Desde la recuperación de la democracia en 1990, Chile creció muchísimo. En las casi tres décadas que transcurren hasta la actualidad, el PIB per cápita medido en dólares corrientes (o sea, en moneda dura) creció a razón de 6,5% anual. Para tener un punto de comparación, el PIB per cápita medido en dólares corrientes en Argentina creció a razón de 2,6% por año. O sea, la de Chile fue una tasa 2,5 veces mayor que la de Argentina.

Esta diferencia de tasas de crecimiento en tres décadas hace que la situación cambie radicalmente entre países. En 1990, el PIB per cápita de Chile era de U$S 2.600 mientras que el de Argentina era de U$S 4.300, o sea, el ingreso per cápita de Chile era apenas el 60% del de Argentina. En el 2018, el producto per cápita de Chile es de U$S 15.000 y el de Argentina apenas de U$S 8.700, o sea, ahora el de Argentina es apenas el 60% del ingreso per cápita de Chile.

Ese crecimiento en Chile hizo que toda la población experimente mejoras. De hecho, la tasa de pobreza en Chile es, según el Ministerio de Desarrollo Social de ese país, de 8,6%. El punto es que Chile no ha dejado de ser un país muy desigual. El coeficiente de Gini, que mide la desigualdad (a mayor valor, más desigualdad), según la Cepal, en Chile es de 0,45 cuando en Uruguay, por ejemplo, que tiene un ingreso per cápita similar a Chile (U$S 16.000) es de 0,39. Para tener un punto de comparación, Brasil, siendo un país famoso por su alta desigualdad, tiene un coeficiente de Gini de 0,53 con un nivel de ingreso per cápita de U$S 8.600. Es decir, Chile tiene una desigualdad alta para su nivel de ingreso.

PIB per cápita en dólares corrientes

Fuente: Elaboración propia en base a CEPAL

Las revueltas en Chile son por mayor igualdad.

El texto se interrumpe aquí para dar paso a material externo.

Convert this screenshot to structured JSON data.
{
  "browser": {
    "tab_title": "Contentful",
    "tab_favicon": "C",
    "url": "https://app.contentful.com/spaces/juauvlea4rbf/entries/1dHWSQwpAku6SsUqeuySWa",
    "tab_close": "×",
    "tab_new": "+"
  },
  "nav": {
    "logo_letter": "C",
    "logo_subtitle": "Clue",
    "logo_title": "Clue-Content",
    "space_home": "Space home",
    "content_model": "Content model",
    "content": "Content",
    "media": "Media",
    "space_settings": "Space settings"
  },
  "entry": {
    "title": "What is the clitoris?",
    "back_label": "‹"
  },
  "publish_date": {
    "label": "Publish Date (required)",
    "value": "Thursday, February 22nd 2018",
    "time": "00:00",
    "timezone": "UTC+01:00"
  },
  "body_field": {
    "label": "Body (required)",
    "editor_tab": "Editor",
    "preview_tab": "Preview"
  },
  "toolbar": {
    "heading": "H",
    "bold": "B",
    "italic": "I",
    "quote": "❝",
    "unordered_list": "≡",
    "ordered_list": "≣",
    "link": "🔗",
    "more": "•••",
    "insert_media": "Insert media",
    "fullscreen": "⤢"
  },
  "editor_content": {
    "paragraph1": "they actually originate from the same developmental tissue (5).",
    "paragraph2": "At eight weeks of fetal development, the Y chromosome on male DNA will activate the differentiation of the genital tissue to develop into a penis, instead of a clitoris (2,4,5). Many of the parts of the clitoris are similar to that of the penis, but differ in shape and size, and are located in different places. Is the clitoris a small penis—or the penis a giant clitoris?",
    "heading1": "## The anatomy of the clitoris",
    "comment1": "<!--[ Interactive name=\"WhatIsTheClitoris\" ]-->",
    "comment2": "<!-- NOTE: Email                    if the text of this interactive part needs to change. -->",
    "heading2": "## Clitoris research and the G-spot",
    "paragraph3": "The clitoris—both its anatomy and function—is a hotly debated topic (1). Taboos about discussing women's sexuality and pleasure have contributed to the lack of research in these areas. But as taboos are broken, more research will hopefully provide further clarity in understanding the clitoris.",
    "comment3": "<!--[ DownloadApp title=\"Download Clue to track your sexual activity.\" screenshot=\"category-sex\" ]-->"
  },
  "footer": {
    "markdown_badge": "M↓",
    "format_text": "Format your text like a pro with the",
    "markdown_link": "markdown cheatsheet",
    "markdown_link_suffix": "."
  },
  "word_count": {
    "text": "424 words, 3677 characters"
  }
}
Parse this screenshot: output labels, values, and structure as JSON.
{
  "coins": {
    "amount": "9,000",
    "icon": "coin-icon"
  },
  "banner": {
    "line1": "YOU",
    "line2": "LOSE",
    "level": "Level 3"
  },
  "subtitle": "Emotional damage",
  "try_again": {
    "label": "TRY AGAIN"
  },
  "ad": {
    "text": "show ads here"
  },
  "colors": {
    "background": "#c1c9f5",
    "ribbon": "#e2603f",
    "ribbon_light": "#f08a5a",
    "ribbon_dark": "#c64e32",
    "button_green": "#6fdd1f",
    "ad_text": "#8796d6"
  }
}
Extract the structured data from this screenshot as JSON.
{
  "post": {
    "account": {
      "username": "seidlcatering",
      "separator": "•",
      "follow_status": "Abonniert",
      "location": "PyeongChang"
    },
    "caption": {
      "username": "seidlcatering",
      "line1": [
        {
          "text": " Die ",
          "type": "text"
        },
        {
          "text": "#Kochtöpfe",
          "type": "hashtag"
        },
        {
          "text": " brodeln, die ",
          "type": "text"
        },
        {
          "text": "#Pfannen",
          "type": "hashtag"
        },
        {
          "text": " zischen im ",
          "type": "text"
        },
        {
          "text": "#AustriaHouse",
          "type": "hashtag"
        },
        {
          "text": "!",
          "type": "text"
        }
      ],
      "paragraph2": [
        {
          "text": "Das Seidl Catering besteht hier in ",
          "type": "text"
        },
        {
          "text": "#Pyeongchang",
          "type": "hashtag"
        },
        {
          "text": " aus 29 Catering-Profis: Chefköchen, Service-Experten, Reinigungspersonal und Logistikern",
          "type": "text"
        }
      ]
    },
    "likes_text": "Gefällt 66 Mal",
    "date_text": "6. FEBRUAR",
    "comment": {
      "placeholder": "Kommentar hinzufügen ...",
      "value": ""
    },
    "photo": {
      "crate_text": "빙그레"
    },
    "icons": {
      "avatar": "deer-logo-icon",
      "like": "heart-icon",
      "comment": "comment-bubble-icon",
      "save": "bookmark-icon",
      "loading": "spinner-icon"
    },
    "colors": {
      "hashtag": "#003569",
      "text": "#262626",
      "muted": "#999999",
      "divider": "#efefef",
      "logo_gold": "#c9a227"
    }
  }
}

De aquí los reclamos por mejorar los salarios y las jubilaciones mínimas, no subir el costo de las tarifas de transporte que usan los sectores populares, mejorar las transferencias a las personas de menores ingresos. En otras palabras, el crecimiento económico ha generado las condiciones materiales para que los sectores más postergados exijan hacer realidad sus aspiraciones de avanzar hacia una sociedad más equilibrada.

No es la primera vez que en contextos de crecimiento económico se presenten episodios de convulsión social. Entre los ejemplos más ilustrativos están las revoluciones sociales y la amenaza comunista de Europa en los siglos XVIII y XIX en el marco del extraordinario crecimiento económico que produjo la revolución industrial. Extremando las simplificaciones, en Europa estos movimientos sociales son los que motivaron a Bismarck en Alemania de 1880 a instalar el sistema de bienestar europeo.

Argentina tuvo un proceso similar. Entre 1870 y 1930, Argentina experimentó un extraordinario crecimiento económico. Esto atrajo olas de inmigrantes que, en respuesta a las profundas desigualdades de la época, propulsaron ideas y convulsiones sociales motivados por el socialismo, el comunismo y el anarquismo entre los años 1920 y 1940. Esto dio pie a que el peronismo avance en la generación de instituciones de redistribución social de corte similar a las propulsadas por Bismarck en Europa.

El Chile del Siglo XXI enfrenta la misma encrucijada que la Argentina del Siglo XX. Luego de varias décadas de crecimiento tiene que responder a las demandas populares por una mayor participación en el producto social. Argentina no supo hacerlo. Por eso su actual decadencia y la añoranza de muchos argentinos por los años dorados de principios de 1900. La difícil encrucijada de Chile es establecer instituciones de redistribución social sin erosionar los incentivos al crecimiento económico.